To Have A Successful Circular Economy Consumers MUST Play a Role
I was recently invited by the Chilean Plastics Pact (Circula el Plástico) to give my vision for how a proposed bill in Chile would impact consumer education and the transition toward a circular economy.
The bill seeks to regulate mainly the delivery of disposable products in food outlets, promotes reusable containers, regulates the certification of other kinds of polymers (not petroleum based) and also regulates disposable plastic bottles and it’s reusable alternatives.
The different items in this bill align with the commitments that have been made together with more than 40 organizations from the public, private and civil sectors that are part of the Chilean Plastics Pact. The Pact aims to foster initiatives that will reduce the use of problematic or unnecessary plastics and promotes reuse and the incorporation of recycled material in new packaging. It’s very similar to other pacts we at Plastic Oceans International have joined, most notable the worldwide Ocean Plastics Charter and the Portuguese Plastics Pact.
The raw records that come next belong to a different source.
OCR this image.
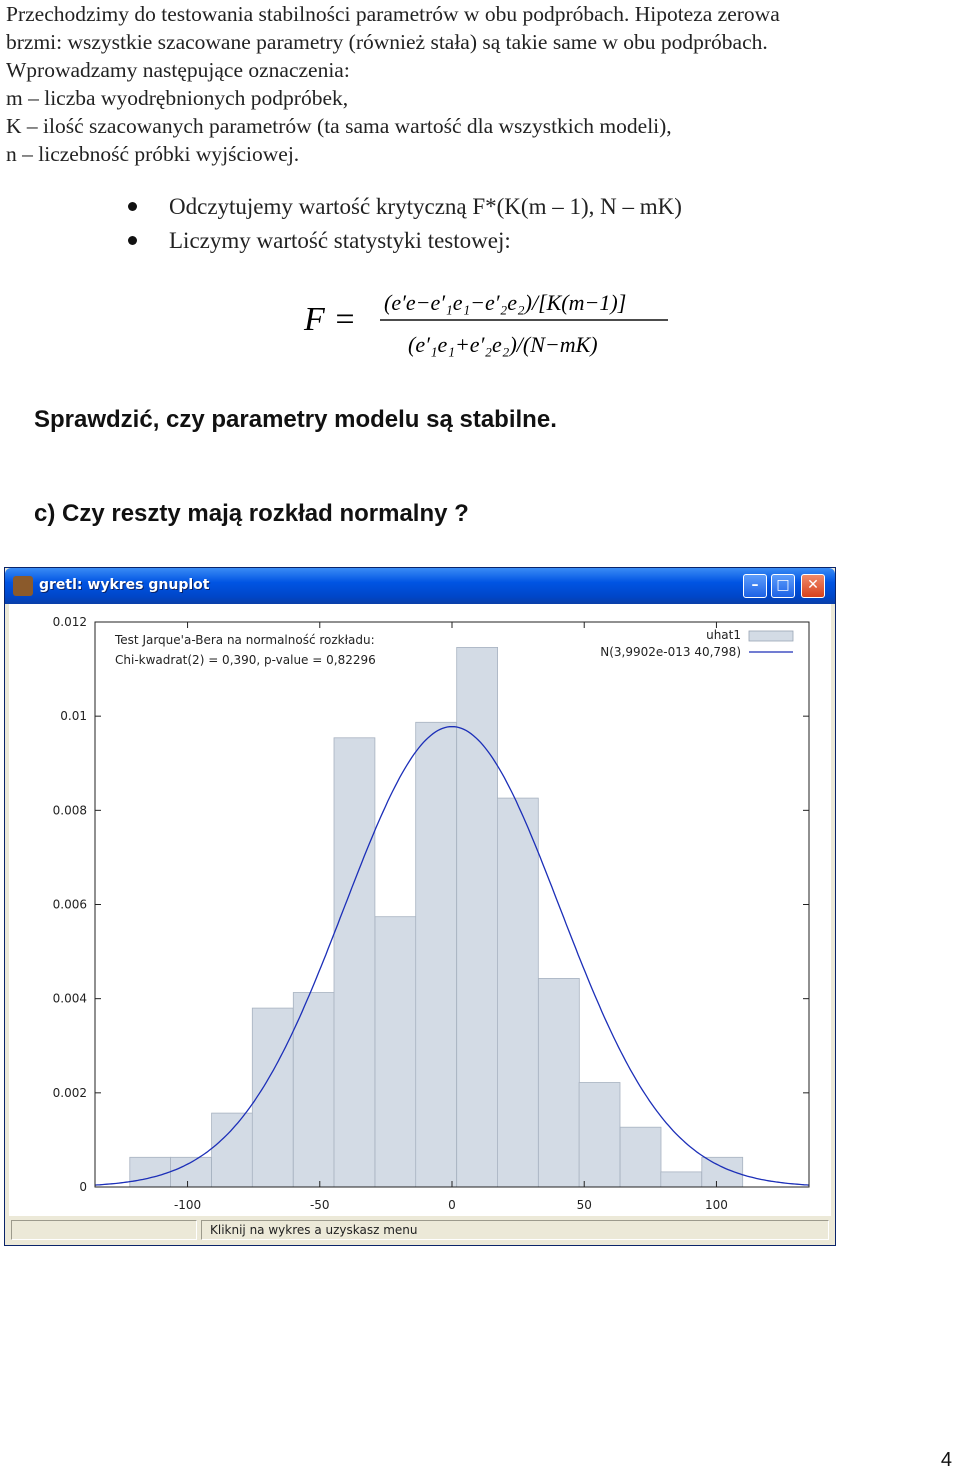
Przechodzimy do testowania stabilności parametrów w obu podpróbach. Hipoteza zerowa
brzmi: wszystkie szacowane parametry (również stała) są takie same w obu podpróbach.
Wprowadzamy następujące oznaczenia:
m – liczba wyodrębnionych podpróbek,
K – ilość szacowanych parametrów (ta sama wartość dla wszystkich modeli),
n – liczebność próbki wyjściowej.
Odczytujemy wartość krytyczną F*(K(m – 1), N – mK)
Liczymy wartość statystyki testowej:
F = (e′e−e′₁e₁−e′₂e₂)/[K(m−1)]
(e′₁e₁+e′₂e₂)/(N−mK)
Sprawdzić, czy parametry modelu są stabilne.
c) Czy reszty mają rozkład normalny ?
gretl: wykres gnuplot	–	□	✕
0
0.002
0.004
0.006
0.008
0.01
0.012
-100	-50	0	50	100
Test Jarque'a-Bera na normalność rozkładu:
Chi-kwadrat(2) = 0,390, p-value = 0,82296
uhat1
N(3,9902e-013 40,798)
Kliknij na wykres a uzyskasz menu
4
In my view, there is one great challenge that is relevant to all these efforts to curtail plastic waste, which is the perception that the consumer does not play a role. It’s a problem that is rarely addressed publicly, but the consumer must be a key player in any transition to a circular paradigm. We know from experience that any initiative of this nature requires their active participation for it to be successful.
Most of us are linear consumers. We are the product of a system programmed for us to consume products that are intended for single-use and then throw them away. This is not a criticism of consumers, this is how we were programmed for more than 70 years. A society that works in a linear way is not limited to consumers, as it is also the way companies are currently producing products and in general it’s how business is done.
On a planet with finite resources, and without its own capacity to process plastics when they end up in the environment, continuing with a linear model does not make any sense. In the long run it will be very costly. Thus, we have to reprogram our way of thinking and look for the opportunities that this bill can bring us.
We need to become consumers that are aware of the impact of what we consume … transforming to Circular Consumers. We must ask ourselves where the resources to produce a product came from and where our waste ends up after it leaves our hands, our homes and our communities. We must also take an active role in a circular system that embraces all stakeholders, including government and corporations. Finally, we need to become consumers who rethink their convenience and who are open to generate changes for the good of the entire planet.
From Linear to Circular Consumers … Becoming Users of Resources, Not Trash
I propose that we stop seeing ourselves as consumers and instead become USERS, or circular consumers. Users who understand that each product has a lifecycle that generates impact at each stage, from its creation to its use and disposal or return. We need to understand that we are part of a circular system that views our consumed products as resources instead of trash. We should be users who are at the center of this new model, not at the end.
In order to participate in this new circular system, I believe that education must be integrated into all projects and initiatives that are being developed at this time. It should be in the very curriculum of our educational institutions. Educating about this new circular system cannot fall only on the Ministry of the Environment, and NGOs, but rather needs to be implemented by all stakeholders in our communities. It is time to generate collective change, and one that has circular consumers as part of the solution.